Saturday, March 10, 2007

Newborns At Risk for Special Ed-Fathers 40 or More at birth

1: Eur J Paediatr Neurol. 2007 Mar 6; [Epub ahead of print]Newborns at risk for special education placement: A population-based study.Mannerkoski MK, Aberg LE, Autti TH, Hoikkala M, Sarna S, Heiskala HJ.
Department of Child Neurology, Hospital for Children and Adolescents, Helsinki University Central Hospital, Helsinki, Finland.
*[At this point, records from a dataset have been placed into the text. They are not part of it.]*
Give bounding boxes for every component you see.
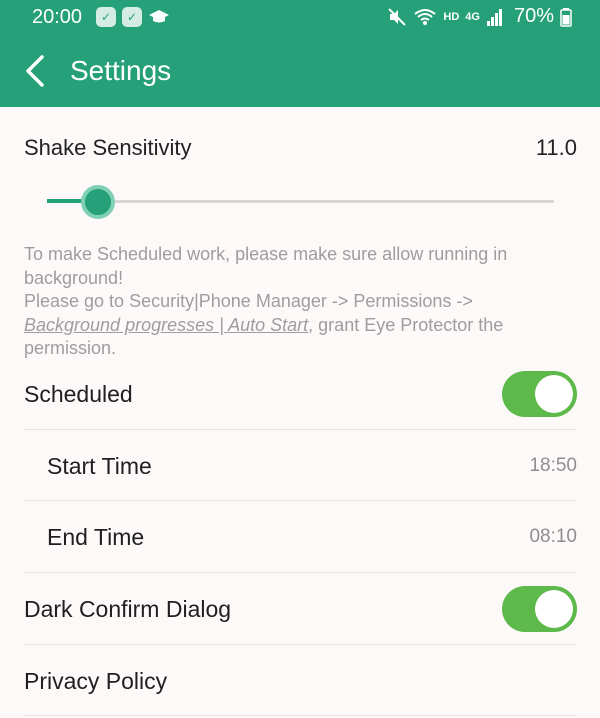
divider (24, 715, 576, 716)
dark-confirm-dialog-label: Dark Confirm Dialog (24, 596, 232, 622)
wifi-icon (414, 8, 437, 25)
end-time-value: 08:10 (529, 526, 577, 547)
shake-sensitivity-value: 11.0 (535, 135, 577, 160)
start-time-value: 18:50 (529, 455, 577, 476)
page-title: Settings (70, 55, 172, 86)
scheduled-label: Scheduled (24, 381, 133, 407)
privacy-policy-label: Privacy Policy (24, 668, 168, 694)
status-system-icons: HD 4G 70% (387, 5, 572, 28)
start-time-row[interactable]: Start Time 18:50 (0, 430, 600, 502)
back-button[interactable] (18, 53, 54, 89)
signal-icon (486, 8, 502, 26)
toggle-knob (535, 590, 573, 628)
network-type-indicator: 4G (465, 10, 480, 23)
notification-check-icon: ✓ (96, 7, 116, 27)
slider-thumb[interactable] (80, 185, 115, 219)
scheduled-row[interactable]: Scheduled (0, 358, 600, 430)
shake-sensitivity-slider[interactable] (47, 185, 554, 219)
slider-track (47, 200, 554, 203)
battery-icon (560, 7, 572, 27)
toggle-knob (535, 375, 573, 413)
end-time-label: End Time (47, 524, 145, 550)
notice-line-1: To make Scheduled work, please make sure… (24, 244, 508, 288)
hd-indicator: HD (443, 10, 460, 23)
shake-sensitivity-label: Shake Sensitivity (24, 135, 192, 160)
graduation-cap-icon (149, 10, 169, 23)
privacy-policy-row[interactable]: Privacy Policy (0, 645, 600, 717)
battery-percent: 70% (513, 5, 554, 27)
background-permission-notice: To make Scheduled work, please make sure… (24, 243, 564, 361)
notification-check-icon: ✓ (122, 7, 142, 27)
auto-start-link[interactable]: Background progresses | Auto Start (24, 315, 308, 335)
shake-sensitivity-row: Shake Sensitivity 11.0 (0, 135, 600, 165)
end-time-row[interactable]: End Time 08:10 (0, 501, 600, 573)
dark-confirm-dialog-row[interactable]: Dark Confirm Dialog (0, 573, 600, 645)
start-time-label: Start Time (47, 453, 152, 479)
status-notification-icons: ✓ ✓ (96, 7, 170, 27)
mute-icon (388, 7, 407, 26)
notice-line-2: Please go to Security|Phone Manager -> P… (24, 291, 473, 311)
dark-confirm-dialog-toggle[interactable] (502, 586, 577, 632)
app-bar: Settings (0, 36, 600, 107)
scheduled-toggle[interactable] (502, 371, 577, 417)
status-bar: 20:00 ✓ ✓ HD 4G 70% (0, 0, 600, 36)
status-time: 20:00 (32, 6, 83, 28)
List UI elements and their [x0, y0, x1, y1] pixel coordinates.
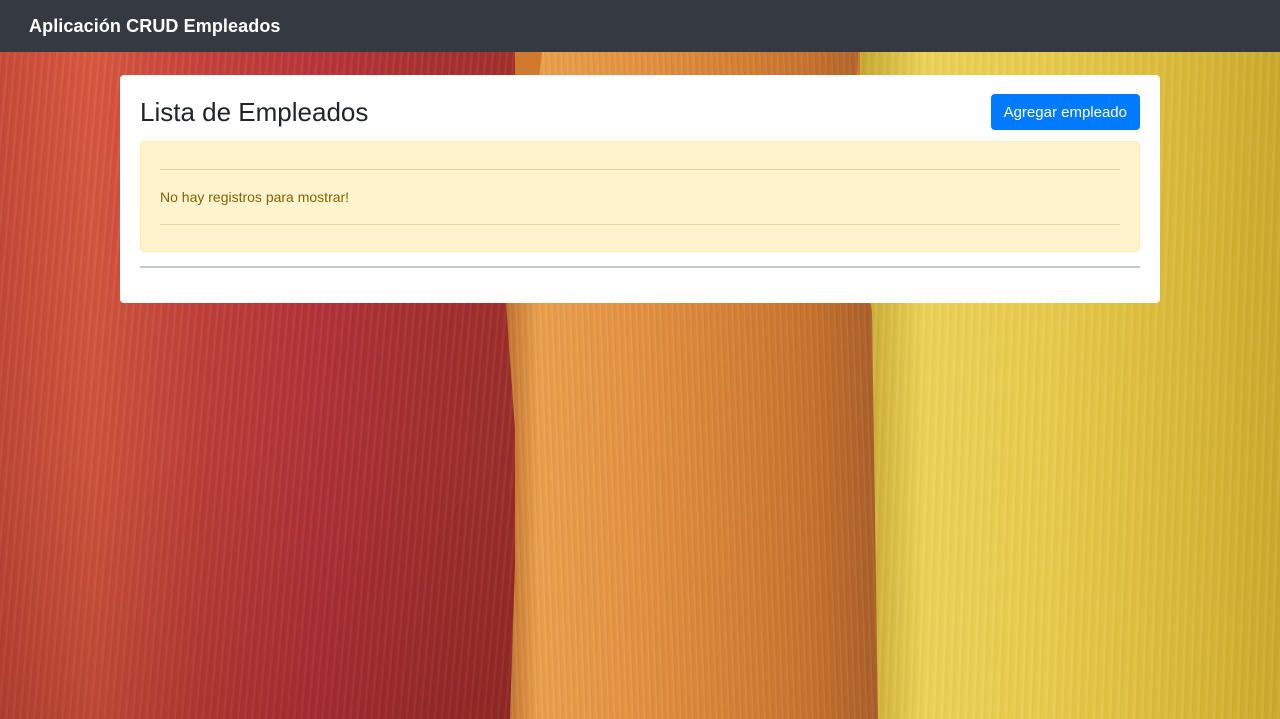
card-divider: [140, 266, 1140, 268]
empty-records-alert: No hay registros para mostrar!: [140, 141, 1140, 252]
app-page: Aplicación CRUD Empleados Lista de Emple…: [0, 0, 1280, 719]
navbar-brand[interactable]: Aplicación CRUD Empleados: [29, 16, 281, 37]
page-title: Lista de Empleados: [140, 97, 369, 127]
top-navbar: Aplicación CRUD Empleados: [0, 0, 1280, 52]
alert-divider-top: [160, 169, 1120, 170]
employee-list-card: Lista de Empleados Agregar empleado No h…: [120, 75, 1160, 303]
add-employee-button[interactable]: Agregar empleado: [990, 94, 1140, 130]
alert-divider-bottom: [160, 224, 1120, 225]
card-header: Lista de Empleados Agregar empleado: [140, 94, 1140, 130]
empty-records-message: No hay registros para mostrar!: [160, 189, 350, 205]
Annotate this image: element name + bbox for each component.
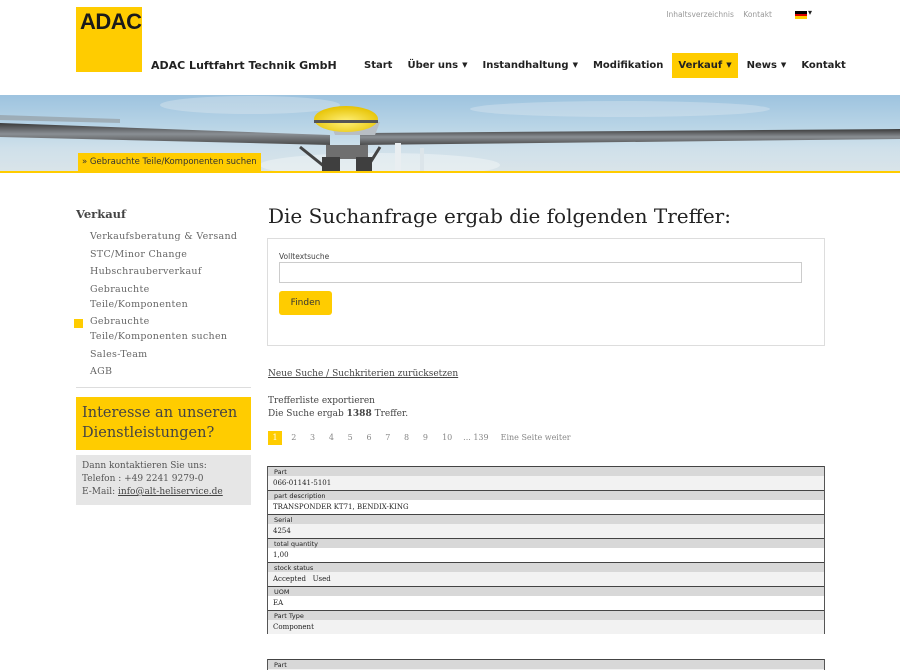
field-value: EA — [268, 596, 824, 610]
result-record: Part 066-01141-5101 part description TRA… — [267, 466, 825, 634]
result-count: Die Suche ergab 1388 Treffer. — [268, 409, 408, 419]
nav-label: Über uns — [407, 60, 459, 71]
page-9[interactable]: 9 — [418, 431, 432, 445]
sidebar-item-label: Hubschrauberverkauf — [90, 266, 202, 277]
adac-logo[interactable]: ADAC — [76, 7, 142, 72]
nav-label: Instandhaltung — [482, 60, 569, 71]
page-1[interactable]: 1 — [268, 431, 282, 445]
search-label: Volltextsuche — [279, 252, 330, 261]
sidebar-item-verkaufsberatung[interactable]: Verkaufsberatung & Versand — [90, 229, 250, 244]
sidebar-item-label: Verkaufsberatung & Versand — [90, 231, 238, 242]
result-suffix: Treffer. — [371, 409, 409, 419]
contact-email-label: E-Mail: — [82, 487, 119, 497]
sidebar-item-sales-team[interactable]: Sales-Team — [90, 347, 250, 362]
sidebar-item-agb[interactable]: AGB — [90, 364, 250, 379]
field-label: Part — [268, 466, 824, 476]
nav-instandhaltung[interactable]: Instandhaltung ▼ — [477, 53, 584, 78]
field-value: 066-01141-5101 — [268, 476, 824, 490]
nav-modifikation[interactable]: Modifikation — [587, 53, 669, 78]
sidebar-item-stc[interactable]: STC/Minor Change — [90, 247, 250, 262]
utility-links: Inhaltsverzeichnis Kontakt — [659, 10, 772, 19]
page-7[interactable]: 7 — [381, 431, 395, 445]
sidebar-item-hubschrauberverkauf[interactable]: Hubschrauberverkauf — [90, 264, 250, 279]
company-name: ADAC Luftfahrt Technik GmbH — [151, 59, 337, 72]
sidebar-item-label: Gebrauchte — [90, 316, 150, 327]
contact-email-row: E-Mail: info@alt-heliservice.de — [82, 486, 245, 499]
page-10[interactable]: 10 — [437, 431, 457, 445]
result-count-number: 1388 — [346, 409, 372, 419]
sidebar-item-teile-suchen[interactable]: Gebrauchte Teile/Komponenten suchen — [74, 314, 250, 344]
sidebar-item-label: Gebrauchte — [90, 283, 150, 295]
find-button[interactable]: Finden — [279, 291, 332, 315]
next-page-link[interactable]: Eine Seite weiter — [501, 431, 571, 445]
page-title: Die Suchanfrage ergab die folgenden Tref… — [268, 204, 731, 228]
field-value: Component — [268, 620, 824, 634]
field-label: Serial — [268, 514, 824, 524]
contact-phone: Telefon : +49 2241 9279-0 — [82, 474, 204, 484]
search-input[interactable] — [279, 262, 802, 283]
utility-link-contact[interactable]: Kontakt — [743, 10, 772, 19]
nav-label: Modifikation — [592, 60, 664, 71]
field-value: 1,00 — [268, 548, 824, 562]
nav-label: Start — [364, 60, 393, 71]
pagination: 1 2 3 4 5 6 7 8 9 10 ... 139 Eine Seite … — [268, 431, 571, 445]
field-label: total quantity — [268, 538, 824, 548]
page-last[interactable]: ... 139 — [463, 431, 488, 445]
search-form: Volltextsuche Finden — [267, 238, 825, 346]
logo-text: ADAC — [80, 9, 142, 34]
chevron-down-icon: ▼ — [726, 61, 732, 69]
field-value: TRANSPONDER KT71, BENDIX-KING — [268, 500, 824, 514]
page-5[interactable]: 5 — [343, 431, 357, 445]
chevron-down-icon: ▼ — [780, 61, 787, 69]
sidebar-item-gebrauchte-teile[interactable]: Gebrauchte Teile/Komponenten — [90, 282, 250, 312]
sidebar-item-label: Sales-Team — [90, 348, 148, 360]
nav-label: Verkauf — [678, 60, 723, 71]
chevron-down-icon: ▼ — [572, 61, 578, 69]
sidebar-title: Verkauf — [76, 207, 126, 221]
reset-search-link[interactable]: Neue Suche / Suchkriterien zurücksetzen — [268, 369, 458, 379]
nav-ueber-uns[interactable]: Über uns ▼ — [401, 53, 473, 78]
nav-label: News — [746, 60, 777, 71]
page-4[interactable]: 4 — [324, 431, 338, 445]
breadcrumb[interactable]: » Gebrauchte Teile/Komponenten suchen — [78, 153, 261, 171]
field-label: Part — [268, 659, 824, 669]
utility-link-index[interactable]: Inhaltsverzeichnis — [666, 10, 734, 19]
sidebar-divider — [76, 387, 251, 388]
chevron-down-icon: ▼ — [462, 61, 468, 69]
sidebar-item-label: Teile/Komponenten — [90, 298, 189, 310]
field-value: 4254 — [268, 524, 824, 538]
flag-icon-de[interactable] — [795, 11, 807, 19]
page-3[interactable]: 3 — [306, 431, 320, 445]
sidebar-item-label: Teile/Komponenten suchen — [90, 331, 228, 342]
result-record: Part — [267, 659, 825, 670]
export-results-link[interactable]: Trefferliste exportieren — [268, 396, 375, 406]
nav-news[interactable]: News ▼ — [741, 53, 793, 78]
nav-label: Kontakt — [801, 60, 846, 71]
nav-verkauf[interactable]: Verkauf ▼ — [672, 53, 738, 78]
page-2[interactable]: 2 — [287, 431, 301, 445]
page-8[interactable]: 8 — [400, 431, 414, 445]
sidebar-menu: Verkaufsberatung & Versand STC/Minor Cha… — [74, 229, 250, 382]
contact-box: Dann kontaktieren Sie uns: Telefon : +49… — [76, 455, 251, 505]
sidebar-item-label: AGB — [90, 366, 113, 377]
field-label: Part Type — [268, 610, 824, 620]
language-dropdown-caret-icon[interactable]: ▾ — [808, 8, 812, 17]
banner-accent-line — [0, 171, 900, 173]
field-value: Accepted Used — [268, 572, 824, 586]
nav-kontakt[interactable]: Kontakt — [795, 53, 852, 78]
promo-box: Interesse an unseren Dienstleistungen? — [76, 397, 251, 450]
main-navigation: Start Über uns ▼ Instandhaltung ▼ Modifika… — [358, 53, 855, 78]
contact-intro: Dann kontaktieren Sie uns: — [82, 461, 207, 471]
field-label: UOM — [268, 586, 824, 596]
contact-email-link[interactable]: info@alt-heliservice.de — [118, 487, 223, 497]
field-label: part description — [268, 490, 824, 500]
result-prefix: Die Suche ergab — [268, 409, 347, 419]
field-label: stock status — [268, 562, 824, 572]
sidebar-item-label: STC/Minor Change — [90, 248, 188, 260]
nav-start[interactable]: Start — [358, 53, 398, 78]
page-6[interactable]: 6 — [362, 431, 376, 445]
OBJECTIVES: To establish the contributions of birth weight (BW), gender, socioeconomic status (SES), and parental age on risks for special education (SE) placements in school-age children. METHODS: A population-based sample of 900 school-age children attending the following full-time SE groups: at level 1, children had isolated neurodevelopmental, physical, or other impairments; at level 2, borderline to mild intellectual disability (ID); and at level 3, moderate to severe ID. Three hundred and one children enrolled in mainstream education formed the control group (level 0). For all children with siblings, we defined familiar forms of learning disorders as having a sibling in one of the SE groupings. We performed our analysis for the entire cohort as well as comparing risk factors within the familial and non-familial types of SE groupings. RESULTS: In multinomial logistic regression analysis, age of father 40 years, low BW (<2500g or <-2 SD), male sex, and parent's lower SES, all increased the probability of SE placement. In the familial forms of levels 2 and 3, the parental SES was lower and, in addition, in the level 2, the family size was bigger. Furthermore, in the non-familial form of level 2, both the low and the high (4000g) BW were more common. CONCLUSIONS: Among the known risk factors for learning disabilities (LD), our study highlighted the importance of a higher paternal age and a lower SES especially in the familial forms of LD.